The resulting novel followed Kinte’s capture, his horrific journey to America on the Middle Passage, his refusal to accept his enslavement, his daughter Kizzy’s brutal separation from her family, his grandson Chicken George’s attempts to buy his family’s freedom and the post-emancipation hostilities that led Haley’s great-grandfather to settle in Henning, Tennessee.
In the years following its release, Haley faced criticism from journalists and historians who questioned his historical methodology, particularly his depiction of Juffure, which was not the bucolic village portrayed in the book but rather a vibrant port and bustling hub within the slave trade where competing African groups captured and sold men, women and children into bondage. Bristling at the challenges to his work, which also included charges of plagiarism, Haley defended “Roots,” which had been marketed as a historically accurate novel but that he later began referring to as “faction.”
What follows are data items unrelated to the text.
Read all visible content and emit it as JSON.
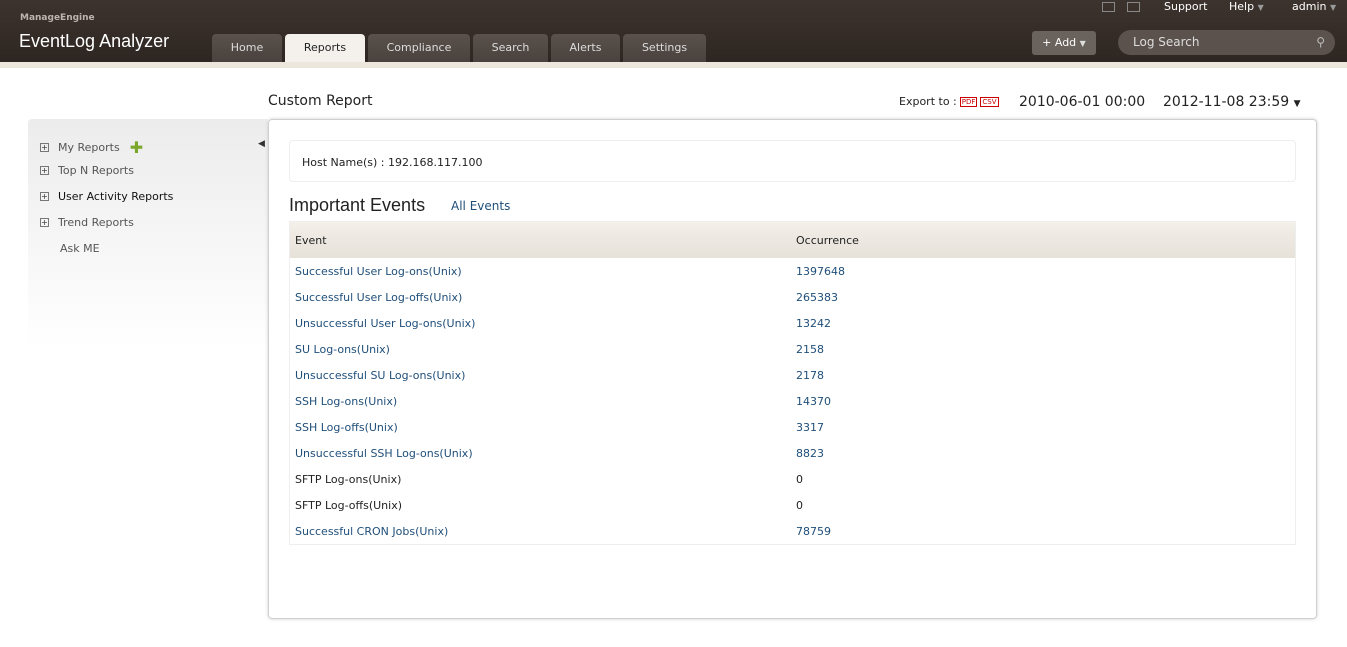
{
  "header": {
    "brand_small": "ManageEngine",
    "product": "EventLog Analyzer",
    "tabs": [
      {
        "label": "Home"
      },
      {
        "label": "Reports"
      },
      {
        "label": "Compliance"
      },
      {
        "label": "Search"
      },
      {
        "label": "Alerts"
      },
      {
        "label": "Settings"
      }
    ],
    "support": "Support",
    "help": "Help",
    "user": "admin",
    "add_label": "+ Add",
    "search_placeholder": "Log Search"
  },
  "page": {
    "title": "Custom Report",
    "export_label": "Export to :",
    "pdf": "PDF",
    "csv": "CSV",
    "date_from": "2010-06-01 00:00",
    "date_to": "2012-11-08 23:59"
  },
  "sidebar": {
    "items": [
      {
        "label": "My Reports"
      },
      {
        "label": "Top N Reports"
      },
      {
        "label": "User Activity Reports"
      },
      {
        "label": "Trend Reports"
      },
      {
        "label": "Ask ME"
      }
    ]
  },
  "report": {
    "host": "Host Name(s) : 192.168.117.100",
    "heading": "Important Events",
    "all_events": "All Events",
    "columns": [
      "Event",
      "Occurrence"
    ],
    "rows": [
      {
        "event": "Successful User Log-ons(Unix)",
        "count": "1397648",
        "link": true
      },
      {
        "event": "Successful User Log-offs(Unix)",
        "count": "265383",
        "link": true
      },
      {
        "event": "Unsuccessful User Log-ons(Unix)",
        "count": "13242",
        "link": true
      },
      {
        "event": "SU Log-ons(Unix)",
        "count": "2158",
        "link": true
      },
      {
        "event": "Unsuccessful SU Log-ons(Unix)",
        "count": "2178",
        "link": true
      },
      {
        "event": "SSH Log-ons(Unix)",
        "count": "14370",
        "link": true
      },
      {
        "event": "SSH Log-offs(Unix)",
        "count": "3317",
        "link": true
      },
      {
        "event": "Unsuccessful SSH Log-ons(Unix)",
        "count": "8823",
        "link": true
      },
      {
        "event": "SFTP Log-ons(Unix)",
        "count": "0",
        "link": false
      },
      {
        "event": "SFTP Log-offs(Unix)",
        "count": "0",
        "link": false
      },
      {
        "event": "Successful CRON Jobs(Unix)",
        "count": "78759",
        "link": true
      }
    ]
  }
}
The controversy did little to damage book sales and plans were already underway for a television adaptation. Network executives, however, proved to be more than a little skittish. Concerned that a predominantly white television audience would turn away from the violent depiction of slavery in Haley’s book, they cast high-profile white actors in expanded versions of characters in the novel, which had been told solely from the point of view of Black people. Bucking convention, the network also scheduled the miniseries to air on consecutive nights instead of in weekly installments, hoping to minimize its financial risk in case audiences simply tuned out or Southern affiliates refused to air the show at all.